Среди подаренных мне книжек две – связывают ее надписи. На Аnnо Domini МСМХХI: «Анатолию Найману в начале его пути Анна Ахматова, 23 апреля 1963, Ленинград». И ровно через два года, на аполлоновском оттиске поэмы «У самого моря»: «Анатолию Найману – а теперь мое начало у Хрустальной бухты. А. 23 апреля 1965, Ленинград». Она принесла с собой «свое время» – и унесла его: в нынешнем ей, живой, места не нашлось бы – «ведь тех, кто умер, мы бы не узнали». Буква «А» в последней надписи, строчная в размер прописной, перечеркнута легким горизонтальным штрихом.
1986–1987
Родители жили в коммунальной квартире пятиэтажного дома в конце улицы Марата, когда я родился. Гулять меня водили – а до того возили в коляске – на площадку бывшего ипподрома на пересечении Марата и Звенигородской. Я знал, что это место называется ипподром, знал даже, что это значит, но никаких лошадей, беговых дорожек, стадионного овала посередине припомнить не могу, потому что никогда и не помнил. Возможно, до самого ипподрома мы не доходили. Что этот кусок города – Семеновский плац (восстания, шпицрутены, казни, петрашевцы-Достоевский, народовольцы), узнал только после войны, в школе. Ипподром тогда уже был разбомблен, в войну на нем стояли зенитки. Но что произвело на меня впечатление очень сильное и отложилось в памяти на всю жизнь, это взвод немцев, который провели под конвоем под нашими окнами в начале войны, наверное, в сентябре 1941 года. Вместе со всеми я смотрел на них с подоконника. Говорили, что это самолетный десант, сброшенный на ипподром. Шли строем – медленнее, чем вообще ходят люди, а как бы чуть-чуть приволакивая ноги. Потом, через год-два, я уже повторял за другими, взрослыми и ровесниками, что это специальный немецкий пленный гусиный шаг… В семье про фотографию говорили, что я с отцом «на ипподроме».

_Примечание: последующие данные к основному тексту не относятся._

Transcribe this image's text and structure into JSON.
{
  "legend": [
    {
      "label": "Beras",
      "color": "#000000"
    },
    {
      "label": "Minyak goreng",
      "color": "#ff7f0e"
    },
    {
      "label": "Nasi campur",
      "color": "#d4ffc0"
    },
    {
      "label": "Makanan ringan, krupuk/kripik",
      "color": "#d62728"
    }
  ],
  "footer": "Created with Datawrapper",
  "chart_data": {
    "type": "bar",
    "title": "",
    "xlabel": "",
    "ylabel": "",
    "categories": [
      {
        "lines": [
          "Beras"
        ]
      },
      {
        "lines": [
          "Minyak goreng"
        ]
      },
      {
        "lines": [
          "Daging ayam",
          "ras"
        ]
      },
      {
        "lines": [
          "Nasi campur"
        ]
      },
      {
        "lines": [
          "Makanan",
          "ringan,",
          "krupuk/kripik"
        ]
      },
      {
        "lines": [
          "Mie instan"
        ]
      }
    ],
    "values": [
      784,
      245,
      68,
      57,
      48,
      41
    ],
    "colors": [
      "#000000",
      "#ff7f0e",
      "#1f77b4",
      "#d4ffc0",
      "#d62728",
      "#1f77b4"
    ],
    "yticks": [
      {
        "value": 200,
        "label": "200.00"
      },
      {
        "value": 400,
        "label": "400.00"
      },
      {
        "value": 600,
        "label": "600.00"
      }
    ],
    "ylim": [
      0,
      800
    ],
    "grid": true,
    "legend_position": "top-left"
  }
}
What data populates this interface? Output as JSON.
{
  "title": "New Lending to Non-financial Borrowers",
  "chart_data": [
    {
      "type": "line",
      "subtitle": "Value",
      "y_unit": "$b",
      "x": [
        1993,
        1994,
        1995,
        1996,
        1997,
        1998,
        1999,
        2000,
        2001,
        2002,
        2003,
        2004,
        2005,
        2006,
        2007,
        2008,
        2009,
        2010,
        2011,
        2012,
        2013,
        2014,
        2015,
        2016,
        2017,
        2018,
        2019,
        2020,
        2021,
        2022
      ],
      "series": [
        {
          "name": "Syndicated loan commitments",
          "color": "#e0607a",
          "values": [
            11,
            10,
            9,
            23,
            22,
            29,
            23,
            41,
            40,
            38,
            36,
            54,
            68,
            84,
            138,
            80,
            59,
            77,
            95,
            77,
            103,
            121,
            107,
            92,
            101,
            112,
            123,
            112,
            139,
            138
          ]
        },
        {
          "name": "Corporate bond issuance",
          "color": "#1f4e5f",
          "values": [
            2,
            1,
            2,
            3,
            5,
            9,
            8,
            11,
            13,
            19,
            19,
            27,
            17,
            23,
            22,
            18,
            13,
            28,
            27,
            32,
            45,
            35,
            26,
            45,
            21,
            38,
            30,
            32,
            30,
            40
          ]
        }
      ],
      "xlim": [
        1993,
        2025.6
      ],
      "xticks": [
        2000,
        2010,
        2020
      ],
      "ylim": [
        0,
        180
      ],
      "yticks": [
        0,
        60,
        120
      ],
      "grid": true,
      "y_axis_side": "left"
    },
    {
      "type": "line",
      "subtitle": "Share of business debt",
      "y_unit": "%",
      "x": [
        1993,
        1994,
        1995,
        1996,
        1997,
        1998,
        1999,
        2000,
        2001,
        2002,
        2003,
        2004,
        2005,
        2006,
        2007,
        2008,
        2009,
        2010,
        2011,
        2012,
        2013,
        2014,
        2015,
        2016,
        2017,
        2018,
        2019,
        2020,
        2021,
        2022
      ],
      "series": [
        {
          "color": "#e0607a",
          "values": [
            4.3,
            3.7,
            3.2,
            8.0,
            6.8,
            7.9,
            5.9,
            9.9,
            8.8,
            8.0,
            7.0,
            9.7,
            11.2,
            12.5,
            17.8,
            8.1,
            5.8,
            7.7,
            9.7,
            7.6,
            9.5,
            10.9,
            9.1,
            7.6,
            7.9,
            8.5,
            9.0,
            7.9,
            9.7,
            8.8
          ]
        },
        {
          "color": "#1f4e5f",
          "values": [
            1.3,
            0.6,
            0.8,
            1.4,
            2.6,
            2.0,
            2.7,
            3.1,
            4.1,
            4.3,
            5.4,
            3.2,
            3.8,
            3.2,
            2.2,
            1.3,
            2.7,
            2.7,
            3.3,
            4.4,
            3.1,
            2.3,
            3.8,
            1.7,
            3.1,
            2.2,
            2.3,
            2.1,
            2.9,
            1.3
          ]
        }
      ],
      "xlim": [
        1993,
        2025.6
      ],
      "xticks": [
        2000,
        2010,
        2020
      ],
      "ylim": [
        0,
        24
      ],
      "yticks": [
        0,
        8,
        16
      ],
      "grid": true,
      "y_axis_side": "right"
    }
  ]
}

Это Витя Бокоютов, Лева Поляков, Юра Блажин. Не круг моих близких друзей, но я с ними дружил. Любил с ними дружить. Дружбы – органика молодости. Они ничего не требуют, даже верности. Само собой разумеется, что они верные, иначе с чего дружить? Их верность необременительна. Как молодость. Не вся, а, скажем, с 19 до 23–24. Тебе нравятся приятели, ты им. Лично – и как категория. Привязанность остается надолго – простота, с какой она проявляется. На ипподроме есть выражение «порядок бьет класс». То есть лошадь послабей, но хорошо к данному заезду подготовленная, может выиграть у заведомо более сильной. С годами понимаешь, что в отношениях с приятелями «давность бьет содержание». Даже у тех, на кого потом дулся, с кем ссорился, подолгу не встречался, всегда имеют перед достойными, более ценимыми, с которыми сошелся позднее, одно преимущество: они были еще тогда. Так что можно сказать и что привязанность остается на всю жизнь… Эта фотография не постановочная, при мне снимали. Могу вспомнить по корешкам некоторые книги, стоящие на полках. Тонкий чугун пепельницы. Сигареты, наверное, болгарские, «БТ», «Шипка». Тяжесть скатерти. Свитера на ощупь. Главное же, атмосферу, настроение. Ленинградские. В них нет тоски, угрюмости. Но нет веселости. Между тем все трое люди веселые, украшение компаний, сборищ, яркие, одаренные. Просто «в Петербурге жить – словно спать в гробу».
День моего рождения, 1972 год.
Слева направо. Стоящие: моя жена Галина Наринская; писатель Игорь Ефимов; Маша Слоним (что про нее ни сообщи, все несопоставимо меньше того, что она есть; в общем – маша слоним); художник Игорь Галанин; писатель Владимир Максимов; Татьяна Целкова, первая жена Олега; Габриэль Суперфин, великий архивист; Наталья Галанина, жена Игоря; Наталья Горбаневская, поэтесса и вообще фигура героическая; Светлана Штутина, близкая подруга; живописец Олег Целков; Ирина Наринская, сестра моей жены; я; Минна Сергиенко, подруга поэтов и близкая наша. В самое короткое время девятеро из гостей эмигрировали кто куда. Как все были тогда уверены – навеки: прощались, как хоронили. Гарик отсидел за «Хронику текущих событий» 5 + 2 года.